The executives responded that the world wasn’t ready for this. My bet is that a lot of them were pretty scared by it. What’s the point of being a techie, after all, if everyone can do it? But Jobs grabbed whoever he could from the PARC team and built the Macintosh.

If he hadn’t, I would never have been able to become a writer—being rather dyslexic and uncoordinated. I wouldn’t be able to hold a job—because I can’t sit in an office behind a desk for more than an hour. In fact, I have no clue where I would be—other than a real lousy, clumsy cog in IBM’s wheel.

I used to joke that Apple was my second religion. Then Apple got too popular, and I was never one for being part of a mass movement. Nevertheless, I believe in Apple, because I share Steve Job’s vision. And I believe the course of history was changed through him for the better—real, real better.

When Steve Jobs started Apple at 19, this world was the world of IBM, General Motors, Exxon, Dow Chemicals and Encyclopedia Britannica. Today, make that Google, Apple, eBay, FaceBook and Wikipedia. Jobs promise was that 1984 would not be an Orwellian techno-1984 that would reduce us to uniformed humanoids, and he made good on that promise.

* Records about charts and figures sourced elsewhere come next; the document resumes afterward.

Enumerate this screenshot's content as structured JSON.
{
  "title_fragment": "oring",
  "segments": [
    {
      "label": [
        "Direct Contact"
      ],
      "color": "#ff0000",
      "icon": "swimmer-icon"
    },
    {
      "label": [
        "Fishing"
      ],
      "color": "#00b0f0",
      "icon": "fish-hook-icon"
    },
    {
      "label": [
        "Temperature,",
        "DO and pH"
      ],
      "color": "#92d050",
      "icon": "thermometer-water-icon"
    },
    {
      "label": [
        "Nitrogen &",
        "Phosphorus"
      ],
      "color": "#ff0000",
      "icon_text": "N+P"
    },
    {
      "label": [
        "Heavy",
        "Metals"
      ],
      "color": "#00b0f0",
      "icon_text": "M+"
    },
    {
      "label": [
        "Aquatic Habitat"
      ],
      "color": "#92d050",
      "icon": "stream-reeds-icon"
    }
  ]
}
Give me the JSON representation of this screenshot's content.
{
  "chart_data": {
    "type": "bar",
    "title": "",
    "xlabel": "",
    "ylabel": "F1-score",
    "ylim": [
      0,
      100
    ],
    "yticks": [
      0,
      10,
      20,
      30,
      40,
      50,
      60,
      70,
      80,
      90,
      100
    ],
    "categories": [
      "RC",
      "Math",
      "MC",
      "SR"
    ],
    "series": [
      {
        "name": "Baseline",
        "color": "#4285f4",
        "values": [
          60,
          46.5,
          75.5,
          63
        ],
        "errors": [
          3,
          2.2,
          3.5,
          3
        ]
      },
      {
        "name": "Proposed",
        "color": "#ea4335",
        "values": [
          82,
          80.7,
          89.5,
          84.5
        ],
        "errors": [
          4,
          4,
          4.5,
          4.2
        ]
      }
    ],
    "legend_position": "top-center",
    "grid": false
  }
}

What has changed? Everything changed. The world has been turned on its head.

There was once a world where you had to memorize a manual to use a word processor—the same one just about everyone used. Where you had to take someone from the IT department out to lunch just to get basic stats about the company you managed. Where you had to hire a computer expert to get simple tasks done much as we hire accountants to take care of our income tax statements today (and I hope, not for much longer).

Today, we live in an iWorld. If I don’t like the encyclopedia entry, I modify it. If I’m fed up with working at a desk, I check my iPhone map for the closest park and go work there. Technology is here to serve me. I don’t need to conform to it, I don’t need to be manipulated by it, I barely need to spend time learning it—because it learns me.

So some of you are asking, "What is so beautiful, so messianic, about an iWorld?"

And my personal answer: the iWorld is the destiny of humankind and its saving grace.

It is the belief that a human being is not a cog in the wheel of a great machine, but the inherent master of all machines. It has enabled us to create a world where everybody knows when justice has been perverted and can scream about it to the whole world loud and clear. It is the power by which totalitarian regimes have fallen and will continue to fall, by granting everyone access to knowledge, which is power. And behind it all stands a tacit conviction that every human being contains something of the Divine, and therefore should be master of his or her world and destiny.

In Jewish terms—at least, the way I experienced the evolution of the past thirty-something years: The iWorld is the world of Moses, a world where every man, woman and child is a member of the covenant, and must therefore know the laws and teachings for themselves. And what Big Machine Inc. et al were interested in building was more like the world of Egypt's pharaoh and its priestly caste, of those who inform you “we have all the knowledge and we’ll let you know when you need to know.”

Around 500 years ago, Western Civilization began moving rapidly towards towards its destiny, towards that iWorld. In the last 50 years, we’ve been rapidly shifting gears upward. Up and away from a world where human beings are tightly squeezed through homogenization filters so they’ll fit into the system, into a world designed to fit the human being. Into a world where knowledge is free, opportunities for expression and creativity lie literally at your fingertips, every voice is heard and almost anything becomes possible even for the most handicapped child.

The world has its destiny, produced and directed by the Master of all destiny. A destiny in which Steve Jobs played a principal role. Sure, his role was nothing more than a provider of tools—it's up to us to use them to create that world for which we yearn.